Mini-branches can be used to easily apply externally-provided patches to your software project. Consider the following "collapsed" revision subgraph:

      tag: foo-2.1        tag: foo-3.0
| |
A -> B -> C -> D -> E -> F -> G -> H -> I -> J

As you can see, some development happened in revisions A, B and C, at which point the program was considered stable and the 2.1 release was made. Some time later, and after lots of changes, revision G was tagged as 3.0 and that release was made.

One of this project's users notices a bug in the 2.1 version, tracks it down and fixes it. For whatever reason, he cannot update to 3.0 to see if his changes work with the latest version, so he decides to submit his fix as a patch against 2.1 to the mainstream developers.
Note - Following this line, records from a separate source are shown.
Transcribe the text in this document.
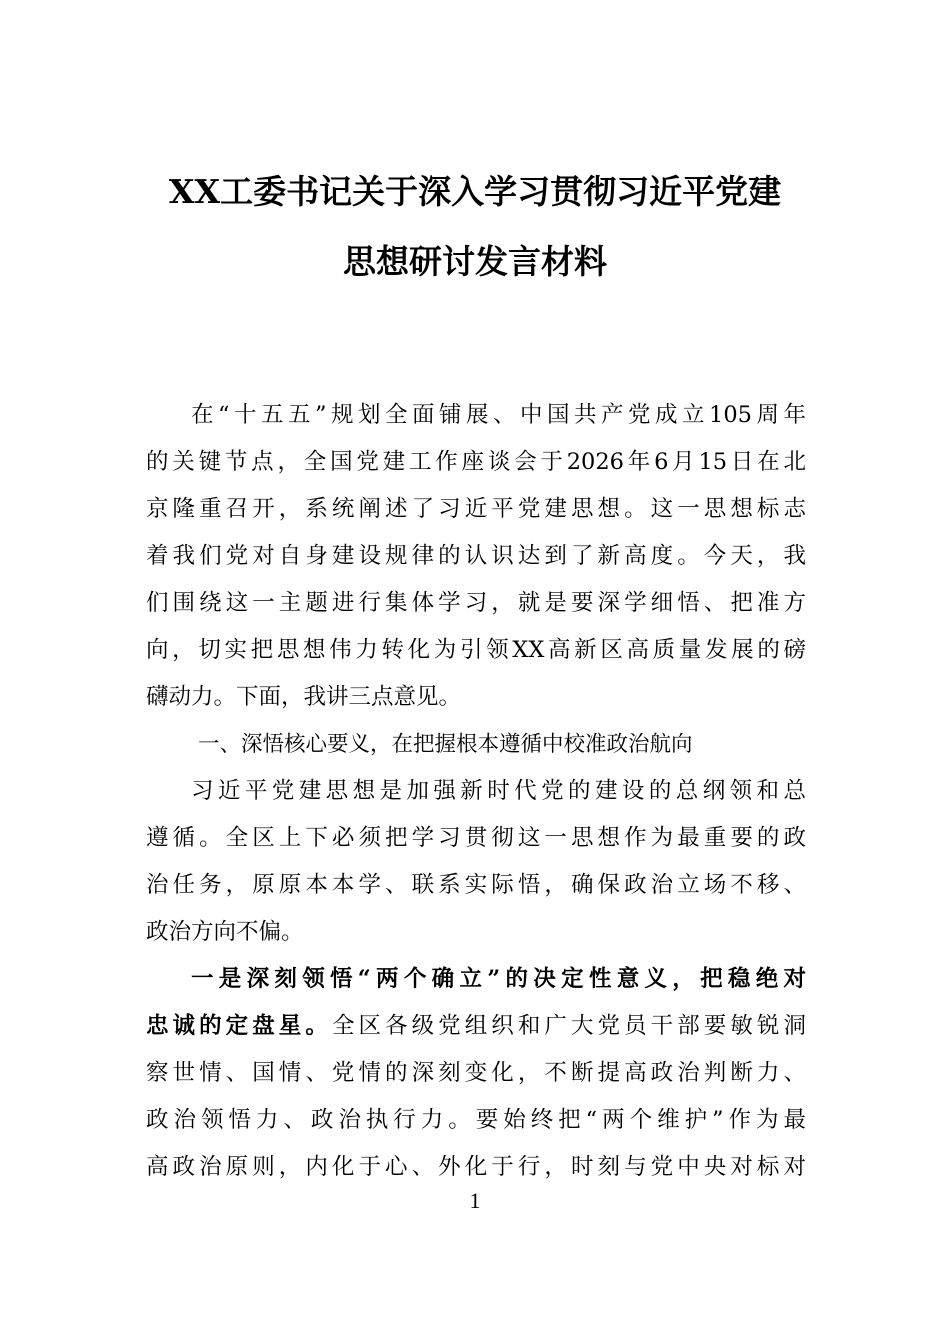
XX工委书记关于深入学习贯彻习近平党建
思想研讨发言材料
在“十五五”规划全面铺展、中国共产党成立105周年
的关键节点，全国党建工作座谈会于2026年6月15日在北
京隆重召开，系统阐述了习近平党建思想。这一思想标志
着我们党对自身建设规律的认识达到了新高度。今天，我
们围绕这一主题进行集体学习，就是要深学细悟、把准方
向，切实把思想伟力转化为引领XX高新区高质量发展的磅
礴动力。下面，我讲三点意见。
一、深悟核心要义，在把握根本遵循中校准政治航向
习近平党建思想是加强新时代党的建设的总纲领和总
遵循。全区上下必须把学习贯彻这一思想作为最重要的政
治任务，原原本本学、联系实际悟，确保政治立场不移、
政治方向不偏。
一是深刻领悟“两个确立”的决定性意义，把稳绝对
忠诚的定盘星。全区各级党组织和广大党员干部要敏锐洞
察世情、国情、党情的深刻变化，不断提高政治判断力、
政治领悟力、政治执行力。要始终把“两个维护”作为最
高政治原则，内化于心、外化于行，时刻与党中央对标对
1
So, how do they handle the patch? It will doubtfully apply cleanly to their current code-base, which is far past 3.0. Of course, they can inspect it, adjust it and apply it directly to revision J, but all this process won't be tracked anywhere. Users and developers could later be confused when looking at the original patch and the patch that was really applied — "why were those changes done?".

Here is where mini-branches come to help. The developers ask Monotone to check out a clean copy of C (the same that the user had), ensuring that the patch will apply cleanly. At that point, they apply the fix and commit it to the tree, thus "storing" the original patch file in it. As a result, the revision tree could look like:

      tag: foo-2.1        tag: foo-3.0
| |
A -> B -> C -> D -> E -> F -> G -> H -> I -> J
K

As you can see, the repository now has two heads (J and K) in the same branch (which can be inspected using monotone heads). J is a lot farther than K in terms of development, but that doesn't matter to the VCS system. Note that, at this point, the revision K carries the code in 2.1 plus the changes submitted by the user verbatim; they still haven't been modified to apply to J, and J is not affected at all by that commit.

Once this is done, and after inspecting why the patch does not apply, the developer decides to merge the heads (monotone merge), thus creating a new revision L that holds all J's code plus the fix added in K:

      tag: foo-2.1        tag: foo-3.0
| |
A -> B -> C -> D -> E -> F -> G -> H -> I -> J -> L
/
/
K -----------------------------'

Voila! There is now a single head, L, which holds all your code plus the fix sent by the user. Furthermore, the repository has kept track of all the patching process, storing the original and the modified versions of the changes.

Note that this has assumed that revisions are marked as tags rather than as formal branches. Of course, a similar process could be followed if each version was on its own branch (as done with any other VCS).